Finalmente il “piano Draghi per la competitività europea” è stato reso noto, e tutte le redazioni (oltre ai governi e alle alle segreterie politiche) si sono messe al lavoro per capire la portata delle trasformazioni “consigliate”. Un eufemismo di circostanza, perché si sa che il “nuovo metodo europeo” è decisamente verticistico: la Commissione delibera, il parlamento europeo (anche quando è recalcitrante) avalla in tempi più o meno lunghi, i governi nazionali devono allinearsi.
Di fatto, quel che c’è scritto lì diventerà il programma di “riforme” continentali. Chi non è d’accordo (e saranno in molti, ci sembra di poter dire) dovranno lavorare parecchio per smussare i punti più pericolosi per i loro interessi. Come sempre, dipenderà dal peso politico ed economico dei diversi soggetti.
Andiamo con ordine.
Ovviamente Draghi parte dall’analisi della situazione europea attuale, segnata da un peggioramento drastico di tutti i fattori chiave per fare della UE un soggetto autonomo e centrale nello scacchiere internazionale.
La cautela politica gli impedisce comunque di chiamare le cose col loro nome o di indicare chiaramente le responsabilità di alleati o membri della UE.
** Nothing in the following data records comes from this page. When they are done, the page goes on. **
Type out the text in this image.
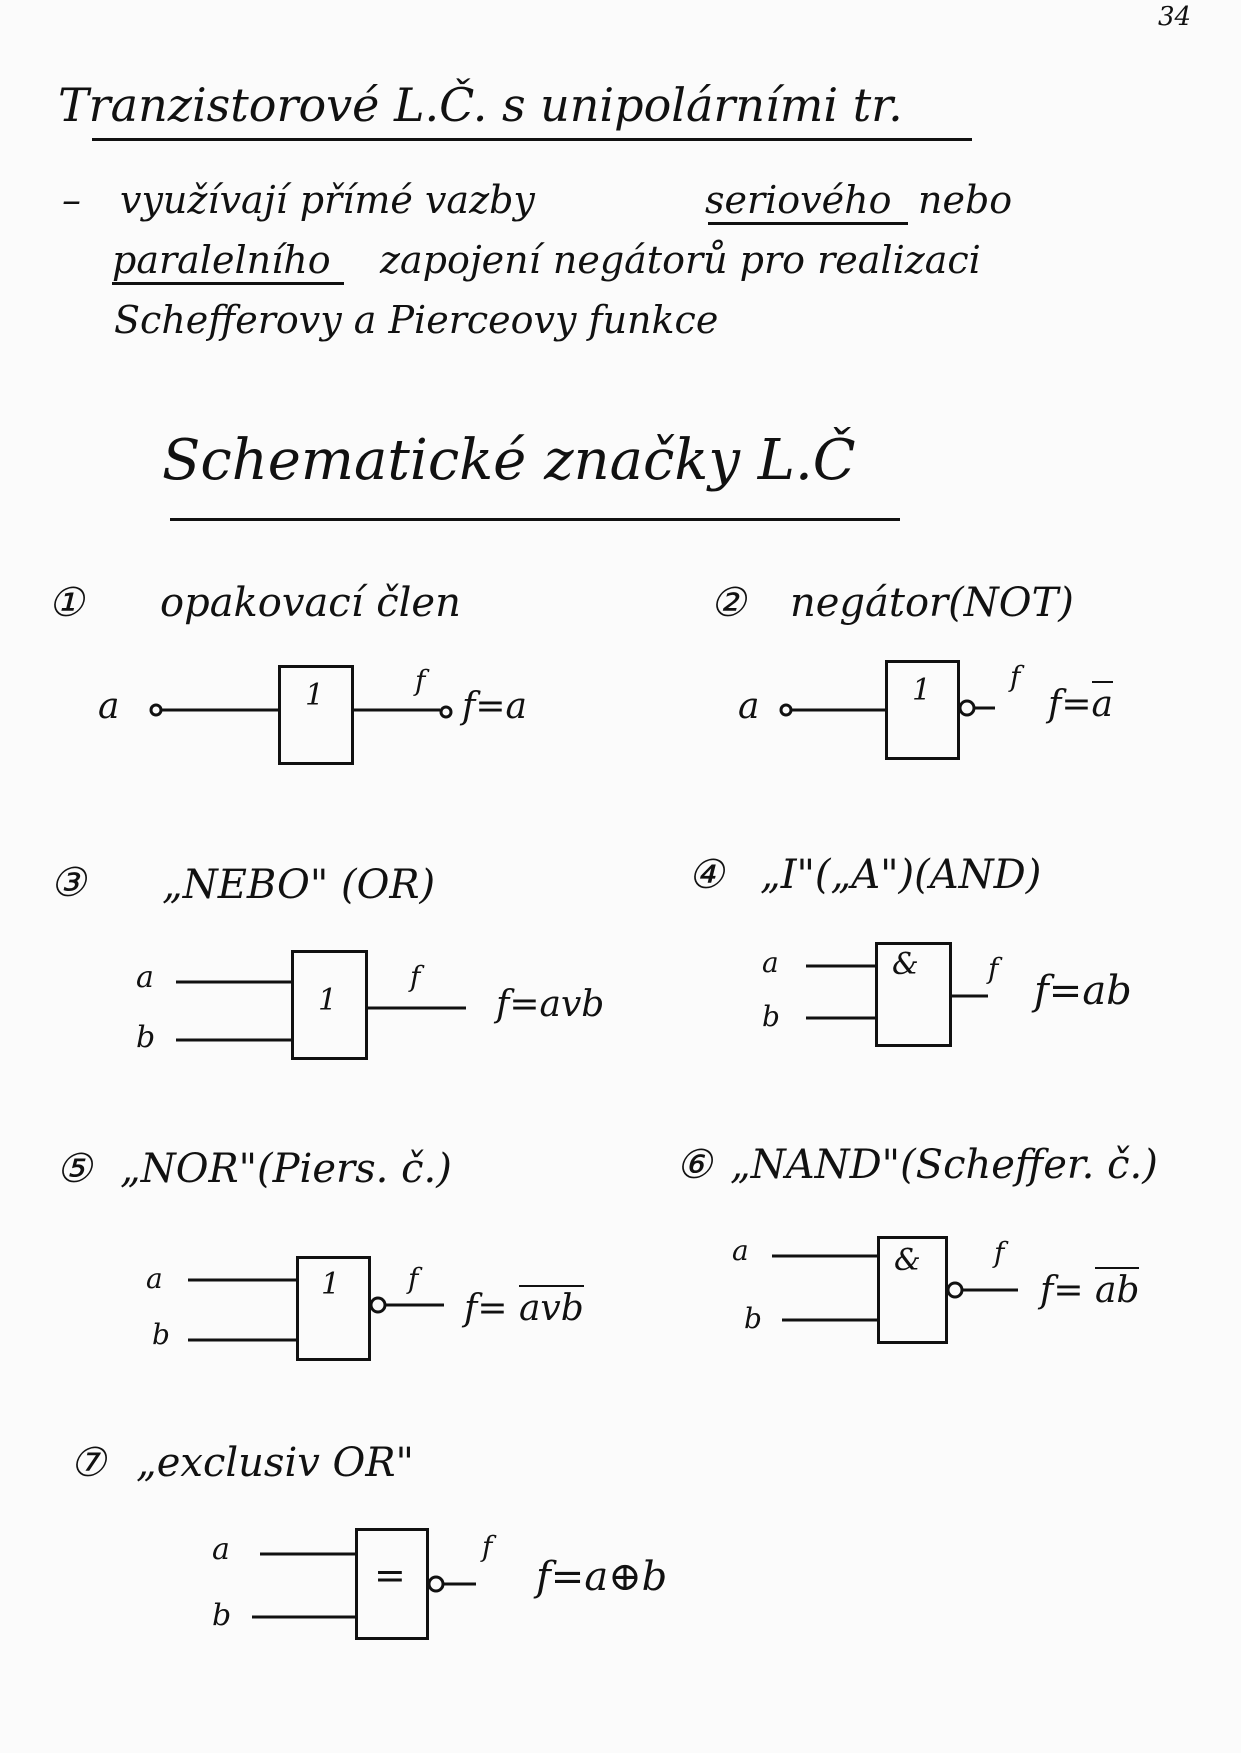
34
Tranzistorové L.Č. s unipolárními tr.
– využívají přímé vazby	seriového nebo
paralelního zapojení negátorů pro realizaci
Schefferovy a Pierceovy funkce
Schematické značky L.Č
① opakovací člen
a	1	f
f=a
② negátor(NOT)
a	1	f
f=a
③ „NEBO" (OR)
a
b
1
f
f=avb
④ „I"(„A")(AND)
a
b
& f f=ab
⑤ „NOR"(Piers. č.)
a
b
1 f
f= avb
⑥ „NAND"(Scheffer. č.)
a
b
&	f
f= ab
⑦ „exclusiv OR"
a
b
=
f
f=a⊕b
Quasi comica la descrizione di come sia peggiorata la bolletta energetica continentale nell’arco di pochi mesi: “con la normalizzazione delle relazioni con la Russia, l’Europa è stata in grado di soddisfare la propria domanda di energia importata grazie ad ampi gasdotti, che hanno fornito circa il 45% delle importazioni di gas naturale dell’UE nel 2021. Ma questa fonte di energia relativamente a buon mercato è ora scomparsa, comportando un costo enorme per l’Europa. L’UE ha perso più di un anno di crescita del PIL e ha dovuto reindirizzare ingenti risorse fiscali verso i sussidi energetici e la costruzione di nuove infrastrutture per l’importazione di gas naturale liquefatto.”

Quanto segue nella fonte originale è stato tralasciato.